Today, The PA Platform has approximately 55,0000 followers across its Facebook, Instagram, Twitter and YouTube accounts.

“I think getting started is the hardest part, because it is very overwhelming to know which platform to start with, what you should post, how to do it,” Perry said. “There’s a lot of steps involved, and everyone wants to hit the ground running. My biggest advice to anyone…is to just be consistent and persistent.”

While Perry sees the platform as a great marketing tool for her consultant work, she stressed the need for dermatology specialists and PAs alike to consider what their specific goals of creating practice-specific accounts.

“Is it bringing in patients, is it building a brand, is it influencing?” she explained. “There are a lot of different paths you can take—and you can combine those—but you have to know what direction and what you’re going for in order to know what type of content to create.”

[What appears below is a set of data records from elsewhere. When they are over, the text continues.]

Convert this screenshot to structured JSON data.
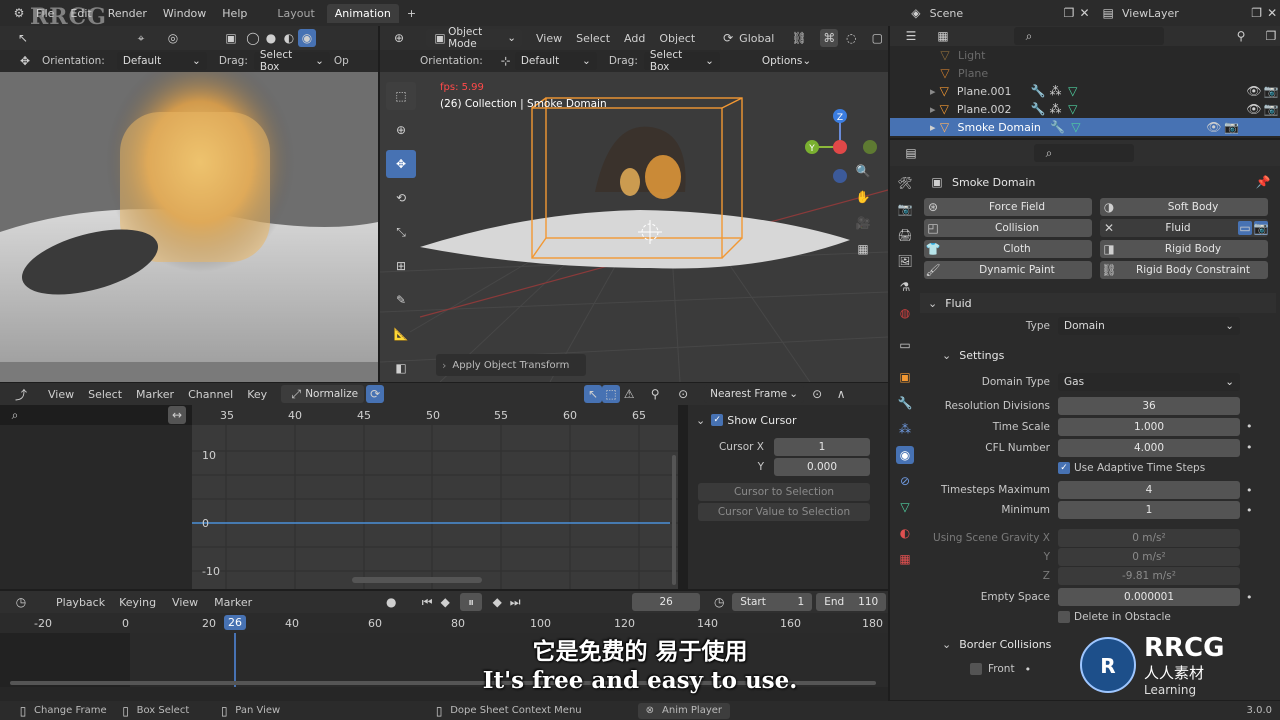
{
  "watermark": "RRCG",
  "topbar": {
    "menus": [
      "File",
      "Edit",
      "Render",
      "Window",
      "Help"
    ],
    "workspaces": [
      "Layout",
      "Animation"
    ],
    "active_workspace": "Animation",
    "add_tab": "+",
    "scene_label": "Scene",
    "viewlayer_label": "ViewLayer"
  },
  "left_viewport": {
    "orientation_label": "Orientation:",
    "orientation_value": "Default",
    "drag_label": "Drag:",
    "drag_value": "Select Box",
    "extra_label": "Op"
  },
  "main_viewport": {
    "mode": "Object Mode",
    "menus": [
      "View",
      "Select",
      "Add",
      "Object"
    ],
    "transform": "Global",
    "orientation_label": "Orientation:",
    "orientation_value": "Default",
    "drag_label": "Drag:",
    "drag_value": "Select Box",
    "options": "Options",
    "fps": "fps: 5.99",
    "info": "(26) Collection | Smoke Domain",
    "apply_panel": "Apply Object Transform"
  },
  "outliner": {
    "items": [
      {
        "name": "Light"
      },
      {
        "name": "Plane"
      },
      {
        "name": "Plane.001"
      },
      {
        "name": "Plane.002"
      },
      {
        "name": "Smoke Domain",
        "selected": true
      }
    ]
  },
  "properties": {
    "object_name": "Smoke Domain",
    "physics_buttons": [
      [
        "Force Field",
        "Soft Body"
      ],
      [
        "Collision",
        "Fluid"
      ],
      [
        "Cloth",
        "Rigid Body"
      ],
      [
        "Dynamic Paint",
        "Rigid Body Constraint"
      ]
    ],
    "fluid_header": "Fluid",
    "type_label": "Type",
    "type_value": "Domain",
    "settings_header": "Settings",
    "domain_type_label": "Domain Type",
    "domain_type_value": "Gas",
    "rows": [
      {
        "label": "Resolution Divisions",
        "value": "36"
      },
      {
        "label": "Time Scale",
        "value": "1.000"
      },
      {
        "label": "CFL Number",
        "value": "4.000"
      }
    ],
    "adaptive_label": "Use Adaptive Time Steps",
    "timesteps_max_label": "Timesteps Maximum",
    "timesteps_max_value": "4",
    "minimum_label": "Minimum",
    "minimum_value": "1",
    "gravity_label": "Using Scene Gravity X",
    "gravity_x": "0 m/s²",
    "gravity_y_label": "Y",
    "gravity_y": "0 m/s²",
    "gravity_z_label": "Z",
    "gravity_z": "-9.81 m/s²",
    "empty_space_label": "Empty Space",
    "empty_space_value": "0.000001",
    "delete_obstacle_label": "Delete in Obstacle",
    "border_collisions_header": "Border Collisions",
    "front_label": "Front"
  },
  "graph_editor": {
    "menus": [
      "View",
      "Select",
      "Marker",
      "Channel",
      "Key"
    ],
    "normalize": "Normalize",
    "nearest_frame": "Nearest Frame",
    "ruler": [
      "35",
      "40",
      "45",
      "50",
      "55",
      "60",
      "65"
    ],
    "yticks": [
      "10",
      "0",
      "-10"
    ],
    "show_cursor": "Show Cursor",
    "cursor_x_label": "Cursor X",
    "cursor_x_value": "1",
    "cursor_y_label": "Y",
    "cursor_y_value": "0.000",
    "cursor_to_selection": "Cursor to Selection",
    "cursor_value_to_selection": "Cursor Value to Selection"
  },
  "timeline": {
    "menus": [
      "Playback",
      "Keying",
      "View",
      "Marker"
    ],
    "current_frame": "26",
    "start_label": "Start",
    "start_value": "1",
    "end_label": "End",
    "end_value": "110",
    "ruler": [
      "-20",
      "0",
      "20",
      "40",
      "60",
      "80",
      "100",
      "120",
      "140",
      "160",
      "180"
    ],
    "playhead": "26"
  },
  "statusbar": {
    "items": [
      "Change Frame",
      "Box Select",
      "Pan View",
      "Dope Sheet Context Menu",
      "Anim Player"
    ],
    "version": "3.0.0"
  },
  "subtitles": {
    "zh": "它是免费的 易于使用",
    "en": "It's free and easy to use."
  },
  "corner_brand": {
    "name": "RRCG",
    "cn": "人人素材",
    "learning": "Learning"
  },
  "colors": {
    "accent_blue": "#4772b3",
    "selection_orange": "#f29833",
    "fps_red": "#ff4a4a"
  }
}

Among her PA colleagues, Perry noted creating and fostering an online platform may be beneficial in a field that offers less stability than other medical professions. From practice to practice, providing a strong social media presence is “essentially a marketable skill.”

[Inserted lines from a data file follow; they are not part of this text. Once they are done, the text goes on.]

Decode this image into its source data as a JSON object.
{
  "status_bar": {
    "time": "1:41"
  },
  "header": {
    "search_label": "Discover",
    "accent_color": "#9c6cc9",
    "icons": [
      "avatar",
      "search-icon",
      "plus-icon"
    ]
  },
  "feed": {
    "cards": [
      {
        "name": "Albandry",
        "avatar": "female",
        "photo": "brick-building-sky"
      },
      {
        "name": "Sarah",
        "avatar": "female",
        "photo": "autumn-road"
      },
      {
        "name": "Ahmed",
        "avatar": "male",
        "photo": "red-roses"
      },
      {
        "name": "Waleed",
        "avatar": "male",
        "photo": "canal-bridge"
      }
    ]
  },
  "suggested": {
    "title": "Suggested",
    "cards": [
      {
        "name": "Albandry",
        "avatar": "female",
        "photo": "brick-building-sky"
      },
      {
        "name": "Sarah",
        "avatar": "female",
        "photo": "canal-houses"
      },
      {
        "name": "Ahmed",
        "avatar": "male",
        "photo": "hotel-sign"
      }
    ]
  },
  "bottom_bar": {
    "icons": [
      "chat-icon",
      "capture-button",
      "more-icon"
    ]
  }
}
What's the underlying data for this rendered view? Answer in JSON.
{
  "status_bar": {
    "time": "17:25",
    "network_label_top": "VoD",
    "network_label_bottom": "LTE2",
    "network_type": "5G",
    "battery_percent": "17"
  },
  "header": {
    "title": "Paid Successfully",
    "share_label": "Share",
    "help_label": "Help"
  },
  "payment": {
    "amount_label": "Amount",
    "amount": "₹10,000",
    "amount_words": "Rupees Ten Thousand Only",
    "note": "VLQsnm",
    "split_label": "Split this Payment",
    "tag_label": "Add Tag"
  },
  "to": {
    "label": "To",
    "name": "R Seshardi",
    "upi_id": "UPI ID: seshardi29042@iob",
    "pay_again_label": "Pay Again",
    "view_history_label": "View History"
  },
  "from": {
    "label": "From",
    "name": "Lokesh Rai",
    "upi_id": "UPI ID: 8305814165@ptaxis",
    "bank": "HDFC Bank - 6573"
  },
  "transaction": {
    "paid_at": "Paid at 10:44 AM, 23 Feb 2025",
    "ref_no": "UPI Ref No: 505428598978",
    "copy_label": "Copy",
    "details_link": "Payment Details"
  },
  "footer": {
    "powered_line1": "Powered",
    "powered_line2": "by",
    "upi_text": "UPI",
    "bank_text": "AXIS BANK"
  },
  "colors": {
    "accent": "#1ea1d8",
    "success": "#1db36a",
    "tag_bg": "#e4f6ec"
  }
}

Acknowledging the shifting algorithms and content preferences of social media platforms, Perry said there’s been a significant push for more educational content and information-sharing from medical expert accounts. Coupled with a media-friendly field such as dermatology, as well as boosted prioritization of telemedicine following the COVID-19 pandemic, and specialists in the field could do well by serving as a trustworthy expert online.

“We are a visual specialty, and it’s just not quite as exciting to show someone’s blood pressure improving,” Perry said. “Everyone has skin but they don’t always understand their skin. There are so many products and information being thrown at us all the time, and some of it is just not correct. “

Perry cited research she included in her session at SDPA that highlighted just how many patients are relying on social media-based content to make healthcare-related decisions, as well as data suggesting misinformation spreads about 6 times faster on the internet than in other mediums. More than just a professional and personal interest, healthcare professionals going to social media may be providing a necessary service to lost patients.

“These patients are going to the internet to find providers and information, but they’re more likely to find incorrect information,” Perry said. “I think it is part of our responsibility as healthcare professionals to be putting out evidence-based medicine and accurate information with links and sources for those patients to feel more confident in the information they’re finding.”